Company founder Naveen Jain, who reassumed the title of Chief Executive last week, said executives would present a plan in about 30 days to scale back its consumer operations, much of which it acquired when it bought Seattle-based rival Go2Net last year in a multibillion-dollar stock deal.

"We have been rigorously examining the business line and we will be de-emphasizing certain products that are not strategic to the business plan," Jain said, adding that the company would make "few or no acquisitions" this year.

InfoSpace is clearly placing big bets on wireless services, which are becoming more popular as mobile phone users demand things like news, stock quotes and weather data -- exactly what InfoSpace packages and sells.

InfoSpace saw its services used by more than 1.5 million wireless subscribers at the end of last year, and wireless revenues in 2001 would more than double last year's $18 million, Jain said.

CUTTING EXPENSES

Much of the gain in fourth quarter profits appeared to come from lower expenses, said Epcoh Partners analyst Matt Adams, noting that the $35.9 million in sales, general and administrative expenses was several million dollars less than he had expected.

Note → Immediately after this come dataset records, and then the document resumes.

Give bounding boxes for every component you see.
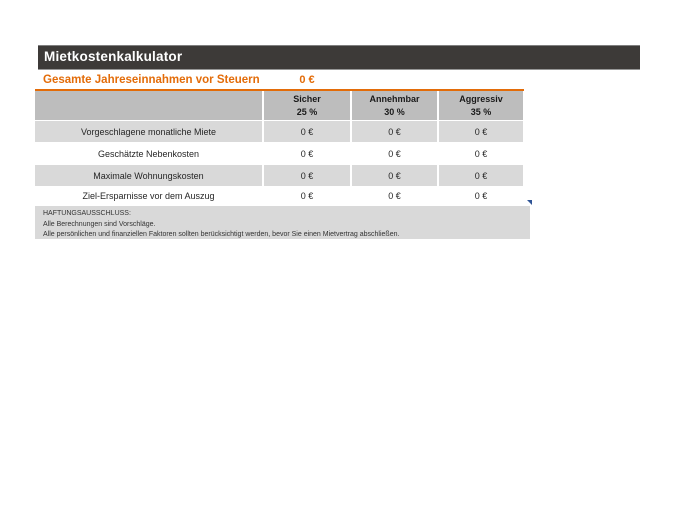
- value-cell[interactable]: 0 €: [264, 121, 350, 142]
- header-cell-aggressiv: Aggressiv 35 %: [439, 91, 523, 120]
- column-percent: 30 %: [384, 106, 405, 117]
- header-cell-annehmbar: Annehmbar 30 %: [352, 91, 437, 120]
- table-header-row: Sicher 25 % Annehmbar 30 % Aggressiv 35 …: [35, 89, 524, 120]
- row-label: Vorgeschlagene monatliche Miete: [35, 121, 262, 142]
- disclaimer-line: Alle Berechnungen sind Vorschläge.: [43, 220, 156, 228]
- corner-flag-icon: [527, 200, 532, 205]
- value-cell[interactable]: 0 €: [300, 191, 314, 201]
- disclaimer-block: HAFTUNGSAUSSCHLUSS: Alle Berechnungen si…: [35, 206, 530, 239]
- value-cell[interactable]: 0 €: [474, 191, 488, 201]
- page-title: Mietkostenkalkulator: [38, 45, 640, 70]
- summary-value-cell[interactable]: 0 €: [299, 74, 315, 86]
- row-label: Ziel-Ersparnisse vor dem Auszug: [82, 191, 215, 201]
- row-label: Maximale Wohnungskosten: [35, 165, 262, 186]
- value-cell[interactable]: 0 €: [300, 148, 314, 159]
- value-cell[interactable]: 0 €: [439, 165, 523, 186]
- value-cell[interactable]: 0 €: [388, 148, 401, 159]
- column-name: Annehmbar: [369, 94, 420, 105]
- row-label: Geschätzte Nebenkosten: [97, 148, 200, 159]
- value-cell[interactable]: 0 €: [352, 121, 437, 142]
- column-name: Sicher: [293, 94, 321, 105]
- value-cell[interactable]: 0 €: [439, 121, 523, 142]
- value-cell[interactable]: 0 €: [388, 191, 401, 201]
- header-cell-empty: [35, 91, 262, 120]
- value-cell[interactable]: 0 €: [264, 165, 350, 186]
- disclaimer-title: HAFTUNGSAUSSCHLUSS:: [43, 210, 131, 217]
- value-cell[interactable]: 0 €: [352, 165, 437, 186]
- column-name: Aggressiv: [459, 94, 503, 105]
- value-cell[interactable]: 0 €: [474, 148, 488, 159]
- table-row: Ziel-Ersparnisse vor dem Auszug 0 € 0 € …: [35, 187, 524, 205]
- header-cell-sicher: Sicher 25 %: [264, 91, 350, 120]
- table-row: Geschätzte Nebenkosten 0 € 0 € 0 €: [35, 143, 524, 164]
- column-percent: 35 %: [470, 106, 492, 117]
- table-row: Vorgeschlagene monatliche Miete 0 € 0 € …: [35, 121, 524, 142]
- column-percent: 25 %: [296, 106, 318, 117]
- table-row: Maximale Wohnungskosten 0 € 0 € 0 €: [35, 165, 524, 186]
- summary-label: Gesamte Jahreseinnahmen vor Steuern: [43, 74, 260, 86]
- disclaimer-line: Alle persönlichen und finanziellen Fakto…: [43, 231, 400, 238]
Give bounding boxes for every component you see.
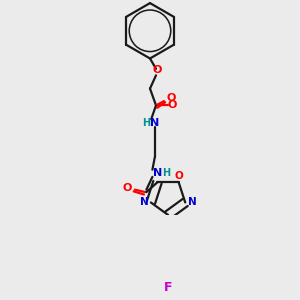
Text: O: O <box>152 65 162 75</box>
Text: O: O <box>174 170 183 181</box>
Text: N: N <box>188 197 196 208</box>
Text: N: N <box>140 197 148 208</box>
Text: O: O <box>168 100 177 110</box>
Text: H: H <box>162 168 170 178</box>
Text: O: O <box>167 93 176 103</box>
Text: O: O <box>122 183 132 193</box>
Text: N: N <box>153 168 162 178</box>
Text: H: H <box>142 118 151 128</box>
Text: N: N <box>150 118 159 128</box>
Text: F: F <box>164 281 172 294</box>
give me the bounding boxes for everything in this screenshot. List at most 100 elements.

"The next step is convincing people that they can execute on the wireless business without the guiding hand of Arun," Adams said, referring to the company's former Chief Executive Arun Sarin, who quit that job last week citing family reasons.

Sarin, a respected veteran of the cellular telephone industry, had been expected to lead InfoSpace's charge on the wireless market. Although Sarin remains as a vice-chairman focusing on the company's wireless and international strategy, his stepping down as CEO rattled investors and led some investment houses to downgrade InfoSpace's stock.